Si proche et si loin du chef d'oeuvre

En plein reportage sur la construction du métro de Copenhague, Rie doit se réfugier avec deux ouvriers dans le caisson hyperbare d'une tête de foreuse pour échapper à un incendie.


Exit (2020), écrit et réalisé par le danois Rasmus Kloster Bro, est surprenant de qualité. La réalisation, notamment, est d'une maîtrise impressionnante pour un premier film. La caméra épaule se rapproche de plus en plus des personnages au fur et à mesure qu'ils se réfugient dans des endroits de plus en plus exigus, renvoie une atmosphère claustrophobe et oppressante (qui m'a rappelé Le Bateau, 1981), alors même que le ressort claustrophobique n'est jamais utilisé dans l'histoire. Et pourtant, les deux plans larges du film (lors du générique d'ouverture et de la descente dans le métro), font preuve d'une composition recherchée, d'un onirisme fascinant, donnant presque vie au béton de ce Tartare moderne.

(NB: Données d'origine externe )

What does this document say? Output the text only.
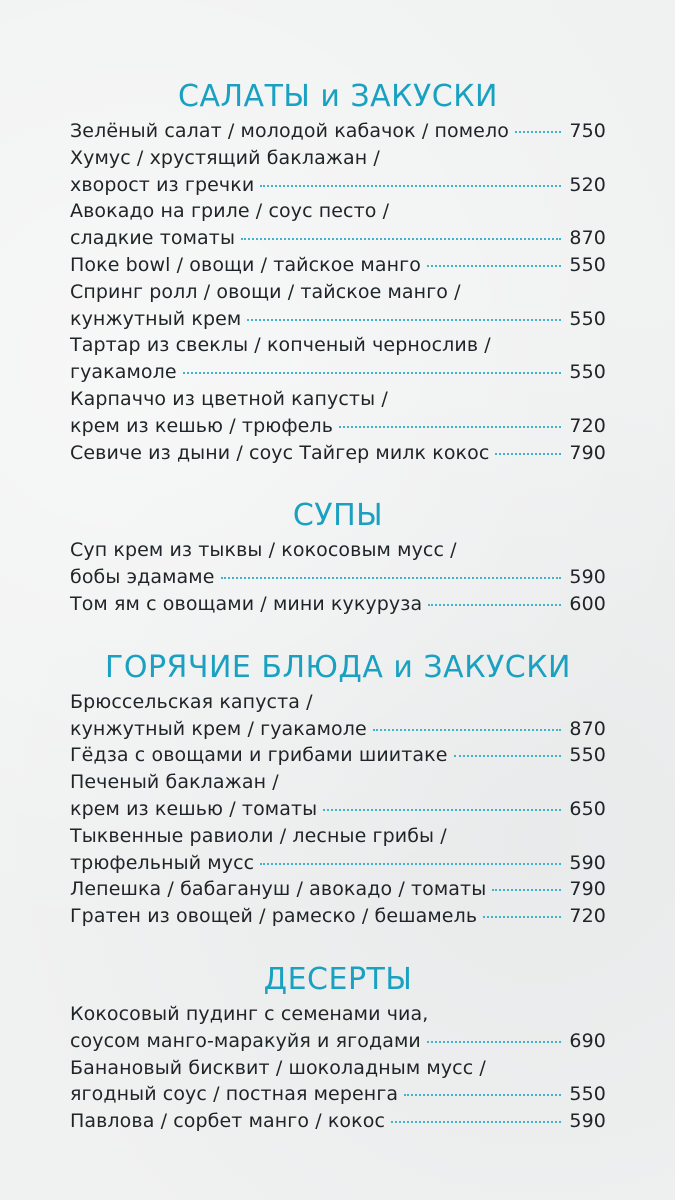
САЛАТЫ и ЗАКУСКИ
Зелёный салат / молодой кабачок / помело	750
Хумус / хрустящий баклажан /
хворост из гречки	520
Авокадо на гриле / соус песто /
сладкие томаты	870
Поке bowl / овощи / тайское манго	550
Спринг ролл / овощи / тайское манго /
кунжутный крем	550
Тартар из свеклы / копченый чернослив /
гуакамоле	550
Карпаччо из цветной капусты /
крем из кешью / трюфель	720
Севиче из дыни / соус Тайгер милк кокос	790
СУПЫ
Суп крем из тыквы / кокосовым мусс /
бобы эдамаме	590
Том ям с овощами / мини кукуруза	600
ГОРЯЧИЕ БЛЮДА и ЗАКУСКИ
Брюссельская капуста /
кунжутный крем / гуакамоле	870
Гёдза с овощами и грибами шиитаке	550
Печеный баклажан /
крем из кешью / томаты	650
Тыквенные равиоли / лесные грибы /
трюфельный мусс	590
Лепешка / бабагануш / авокадо / томаты	790
Гратен из овощей / рамеско / бешамель	720
ДЕСЕРТЫ
Кокосовый пудинг с семенами чиа,
соусом манго-маракуйя и ягодами	690
Банановый бисквит / шоколадным мусс /
ягодный соус / постная меренга	550
Павлова / сорбет манго / кокос	590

Le design sonore aussi est incroyablement bien fichu et renforce l'immersion (je pense entre autres à la scène de la compression quand Rie rentre dans le caisson médical). Rien à envier à Sans un Bruit (2018) alors que le son n'est même pas une thématique du film. Mieux encore, car la musique est utilisée avec plus de parcimonie.


Côté écriture, la progression dramatique est prenante et les dialogues sont bien écrits, ainsi que brillamment interprétés par les acteurs. Tout le premier acte, le reportage de Rie dans le métro, le décalage entre ses questions et les préoccupations des ouvriers, tout fonctionne à merveille. En gros, j'étais entrain de me prendre une énorme claque cinématographique.

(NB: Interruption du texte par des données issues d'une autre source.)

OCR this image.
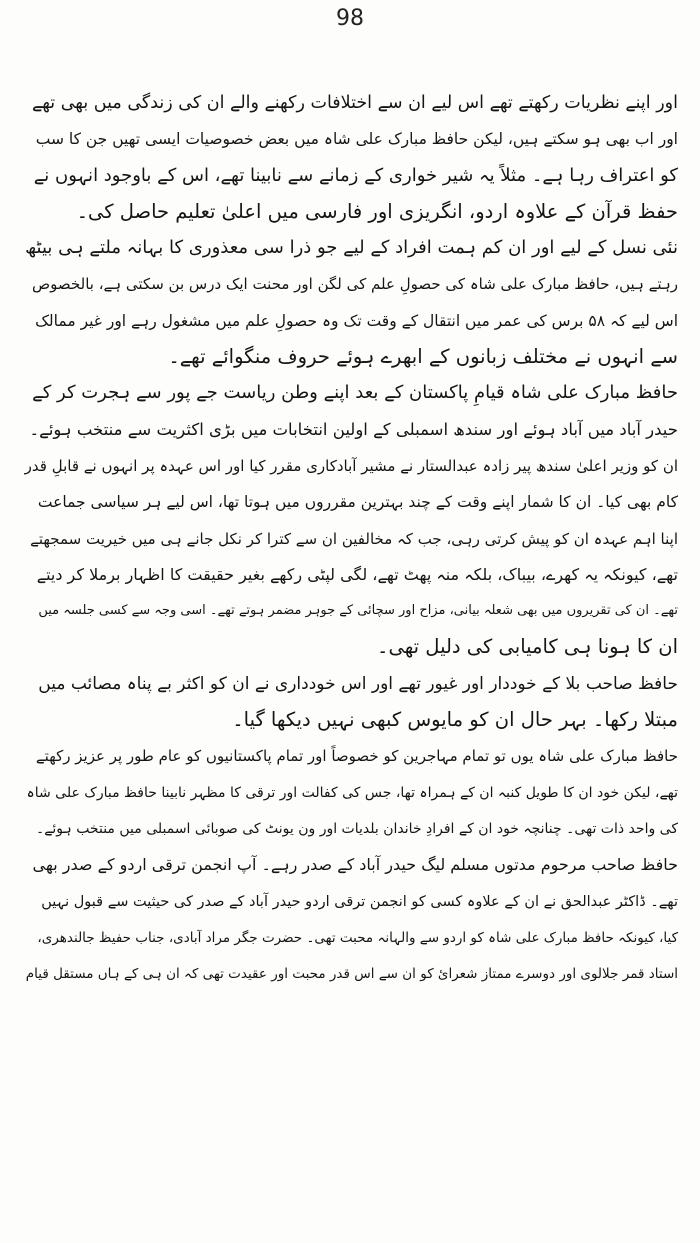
98
اور اپنے نظریات رکھتے تھے اس لیے ان سے اختلافات رکھنے والے ان کی زندگی میں بھی تھے
اور اب بھی ہو سکتے ہیں، لیکن حافظ مبارک علی شاہ میں بعض خصوصیات ایسی تھیں جن کا سب
کو اعتراف رہا ہے۔ مثلاً یہ شیر خواری کے زمانے سے نابینا تھے، اس کے باوجود انہوں نے
حفظ قرآن کے علاوہ اردو، انگریزی اور فارسی میں اعلیٰ تعلیم حاصل کی۔
نئی نسل کے لیے اور ان کم ہمت افراد کے لیے جو ذرا سی معذوری کا بہانہ ملتے ہی بیٹھ
رہتے ہیں، حافظ مبارک علی شاہ کی حصولِ علم کی لگن اور محنت ایک درس بن سکتی ہے، بالخصوص
اس لیے کہ ۵۸ برس کی عمر میں انتقال کے وقت تک وہ حصولِ علم میں مشغول رہے اور غیر ممالک
سے انہوں نے مختلف زبانوں کے ابھرے ہوئے حروف منگوائے تھے۔
حافظ مبارک علی شاہ قیامِ پاکستان کے بعد اپنے وطن ریاست جے پور سے ہجرت کر کے
حیدر آباد میں آباد ہوئے اور سندھ اسمبلی کے اولین انتخابات میں بڑی اکثریت سے منتخب ہوئے۔
ان کو وزیر اعلیٰ سندھ پیر زادہ عبدالستار نے مشیر آبادکاری مقرر کیا اور اس عہدہ پر انہوں نے قابلِ قدر
کام بھی کیا۔ ان کا شمار اپنے وقت کے چند بہترین مقرروں میں ہوتا تھا، اس لیے ہر سیاسی جماعت
اپنا اہم عہدہ ان کو پیش کرتی رہی، جب کہ مخالفین ان سے کترا کر نکل جانے ہی میں خیریت سمجھتے
تھے، کیونکہ یہ کھرے، بیباک، بلکہ منہ پھٹ تھے، لگی لپٹی رکھے بغیر حقیقت کا اظہار برملا کر دیتے
تھے۔ ان کی تقریروں میں بھی شعلہ بیانی، مزاح اور سچائی کے جوہر مضمر ہوتے تھے۔ اسی وجہ سے کسی جلسہ میں
ان کا ہونا ہی کامیابی کی دلیل تھی۔
حافظ صاحب بلا کے خوددار اور غیور تھے اور اس خودداری نے ان کو اکثر بے پناہ مصائب میں
مبتلا رکھا۔ بہر حال ان کو مایوس کبھی نہیں دیکھا گیا۔
حافظ مبارک علی شاہ یوں تو تمام مہاجرین کو خصوصاً اور تمام پاکستانیوں کو عام طور پر عزیز رکھتے
تھے، لیکن خود ان کا طویل کنبہ ان کے ہمراہ تھا، جس کی کفالت اور ترقی کا مظہر نابینا حافظ مبارک علی شاہ
کی واحد ذات تھی۔ چنانچہ خود ان کے افرادِ خاندان بلدیات اور ون یونٹ کی صوبائی اسمبلی میں منتخب ہوئے۔
حافظ صاحب مرحوم مدتوں مسلم لیگ حیدر آباد کے صدر رہے۔ آپ انجمن ترقی اردو کے صدر بھی
تھے۔ ڈاکٹر عبدالحق نے ان کے علاوہ کسی کو انجمن ترقی اردو حیدر آباد کے صدر کی حیثیت سے قبول نہیں
کیا، کیونکہ حافظ مبارک علی شاہ کو اردو سے والہانہ محبت تھی۔ حضرت جگر مراد آبادی، جناب حفیظ جالندھری،
استاد قمر جلالوی اور دوسرے ممتاز شعرائ کو ان سے اس قدر محبت اور عقیدت تھی کہ ان ہی کے ہاں مستقل قیام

Sauf que... la claque a dévissé en pleine course et m'a presque manqué. Car si l'écriture possède bien des qualités, elle souffre également de plusieurs défauts. Du plus anecdotique au plus sévère.


D'abord, un petit soucis au niveau de la gestion de l'information. J'ai mis pas mal de temps avant de comprendre qu'il s'agit bien d'un métro. On ne nous expliquera jamais non plus pourquoi les foreuses ont des caissons hyperbares. Pas très grave mais sur le moment c'est un peu frustrant.


Ensuite, les personnages sont souvent passifs. L'histoire veut ça : ils sont condamnés à attendre qu'on vienne les secourir. Sauf que ça crée quelques longueurs malvenues (d'autant plus que les moments de tensions où les personnages sont actifs sont extraordinairement prenants). Y compris lors du climax du film, ce qui est quand même très... anticlimactique.


Mais le problème principal du film est son personnage principal. Rie. Je n'ai jamais réussi à la cerner. Est elle égoïste, compatissante, manipulatrice ? Elle semble changer de comportement régulièrement au cours du film, et si dans la réalité les gens peuvent effectivement être complexes et inconstants, c'est aucunement amené ici.


La séquence symptomatique est celle où l'on découvre qu'elle a une fille. Elle s'en veut de n'y avoir pas pensé depuis l'incendie. Certes. Puis finalement d'un coup elle décide que sa fille mérite de trahir ses deux compères pour se faire la malle avec le respirateur, qu'elle avait caché. Pourquoi l'avait elle caché ? L'avait-elle oublié ? Et du coup, la proposition de payer la dette de Bharan est-elle un acte de bonté ou une manipulation ? Le climax où elle partage puis se dispute le respirateur avec Bharan ne nous éclaire en rien d'ailleurs...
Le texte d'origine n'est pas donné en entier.